Итак, я было решил прибегнуть к формалистическим оборотам.
Однако некий бес в этот момент защекотал меня изнутри,
настойчиво соблазняя подбавить в нашу беседу немного остроты.
Эдакого юношеского задора, не в обиду, а в поощрение вам,
молодым, будь сказано. Я спросил Константина: полагаете ли вы,
Государь, что мудрость, исполненная знанием меры вещей, осознает
и собственную меру? Ну, так если бы было вас в чем разубеждать,
вы не обратились бы ко мне, малому. Так и сказал. А он? А он,
Царь, улыбнулся на это загадочно, по плечу меня похлопал и
говорит: ступай, мол, да жди от меня в письменном виде. Через
месяц, не более, получаю от Лихуда весточку и пару уток.
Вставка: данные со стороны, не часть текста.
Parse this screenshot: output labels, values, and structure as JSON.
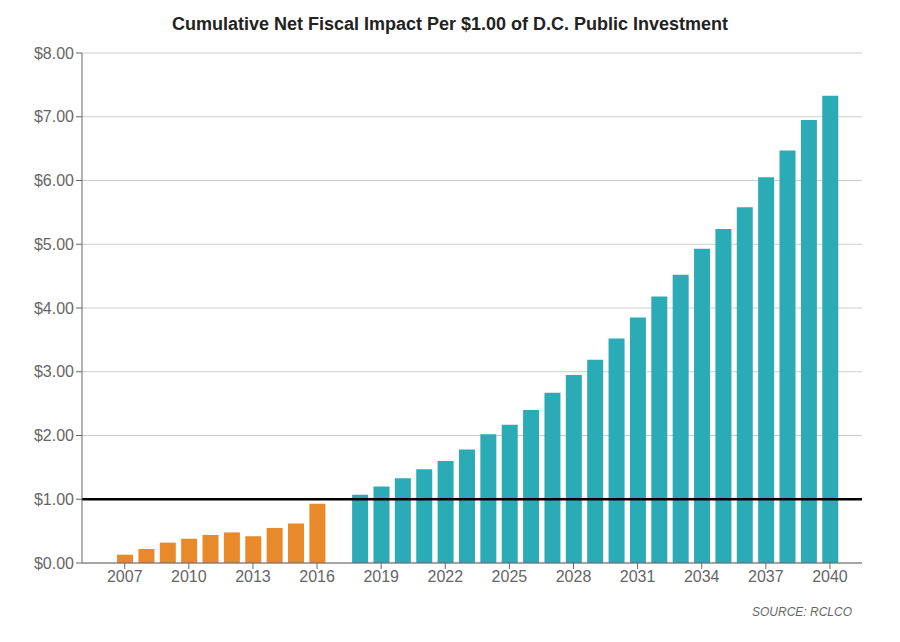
{
  "chart_data": {
    "type": "bar",
    "title": "Cumulative Net Fiscal Impact Per $1.00 of D.C. Public Investment",
    "annotation": "SOURCE: RCLCO",
    "x": [
      2007,
      2008,
      2009,
      2010,
      2011,
      2012,
      2013,
      2014,
      2015,
      2016,
      2018,
      2019,
      2020,
      2021,
      2022,
      2023,
      2024,
      2025,
      2026,
      2027,
      2028,
      2029,
      2030,
      2031,
      2032,
      2033,
      2034,
      2035,
      2036,
      2037,
      2038,
      2039,
      2040
    ],
    "values": [
      0.13,
      0.22,
      0.32,
      0.38,
      0.44,
      0.48,
      0.42,
      0.55,
      0.62,
      0.93,
      1.07,
      1.2,
      1.33,
      1.47,
      1.6,
      1.78,
      2.02,
      2.17,
      2.4,
      2.67,
      2.95,
      3.19,
      3.52,
      3.85,
      4.18,
      4.52,
      4.93,
      5.24,
      5.58,
      6.05,
      6.47,
      6.95,
      7.33
    ],
    "colors": [
      "#E8892A",
      "#E8892A",
      "#E8892A",
      "#E8892A",
      "#E8892A",
      "#E8892A",
      "#E8892A",
      "#E8892A",
      "#E8892A",
      "#E8892A",
      "#2AABB5",
      "#2AABB5",
      "#2AABB5",
      "#2AABB5",
      "#2AABB5",
      "#2AABB5",
      "#2AABB5",
      "#2AABB5",
      "#2AABB5",
      "#2AABB5",
      "#2AABB5",
      "#2AABB5",
      "#2AABB5",
      "#2AABB5",
      "#2AABB5",
      "#2AABB5",
      "#2AABB5",
      "#2AABB5",
      "#2AABB5",
      "#2AABB5",
      "#2AABB5",
      "#2AABB5",
      "#2AABB5"
    ],
    "reference_line": {
      "y": 1.0,
      "color": "#000000"
    },
    "xlim": [
      2005.0,
      2041.5
    ],
    "xticks": [
      2007,
      2010,
      2013,
      2016,
      2019,
      2022,
      2025,
      2028,
      2031,
      2034,
      2037,
      2040
    ],
    "ylim": [
      0.0,
      8.0
    ],
    "yticks": [
      {
        "value": 0.0,
        "label": "$0.00"
      },
      {
        "value": 1.0,
        "label": "$1.00"
      },
      {
        "value": 2.0,
        "label": "$2.00"
      },
      {
        "value": 3.0,
        "label": "$3.00"
      },
      {
        "value": 4.0,
        "label": "$4.00"
      },
      {
        "value": 5.0,
        "label": "$5.00"
      },
      {
        "value": 6.0,
        "label": "$6.00"
      },
      {
        "value": 7.0,
        "label": "$7.00"
      },
      {
        "value": 8.0,
        "label": "$8.00"
      }
    ],
    "grid": "y"
  }
}
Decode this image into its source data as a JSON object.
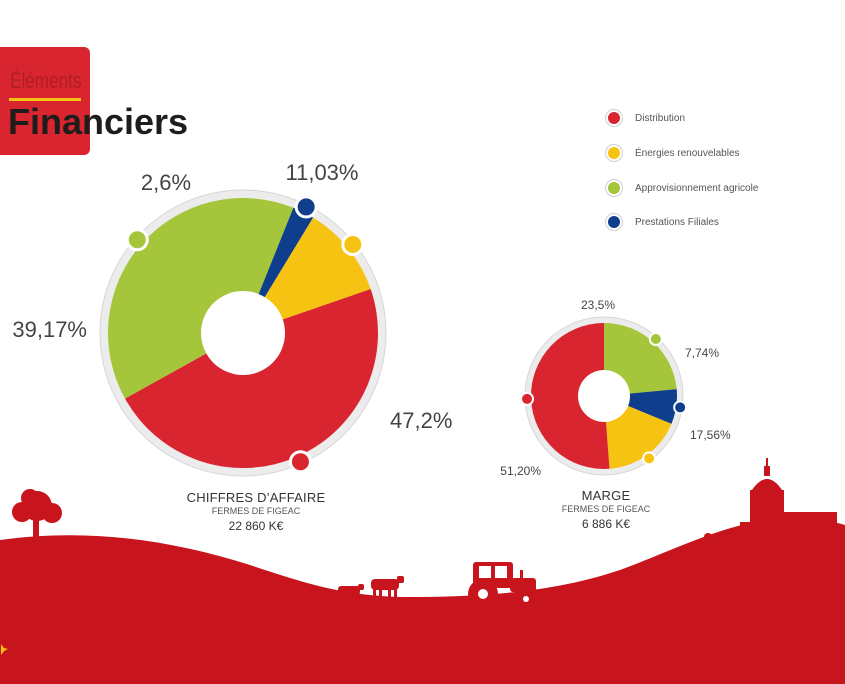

Пишет:
переезжай, будешь в канцелярии, напомнили Государю, и он не
против, уток кушай на здоровье, отпразднуй, счастливая душа,
свое новое назначение. И что удивительно, во все время ожидания
сей записки ни капли страха во мне не было. Напротив.
Благословенные были времена!
Да, то были благословенные времена. Вы захотите меня спросить,
чем же таким примечательна эта пора, о которой я толкую. Видите
ли, я назову ее порой невинности, вот чем она примечательна.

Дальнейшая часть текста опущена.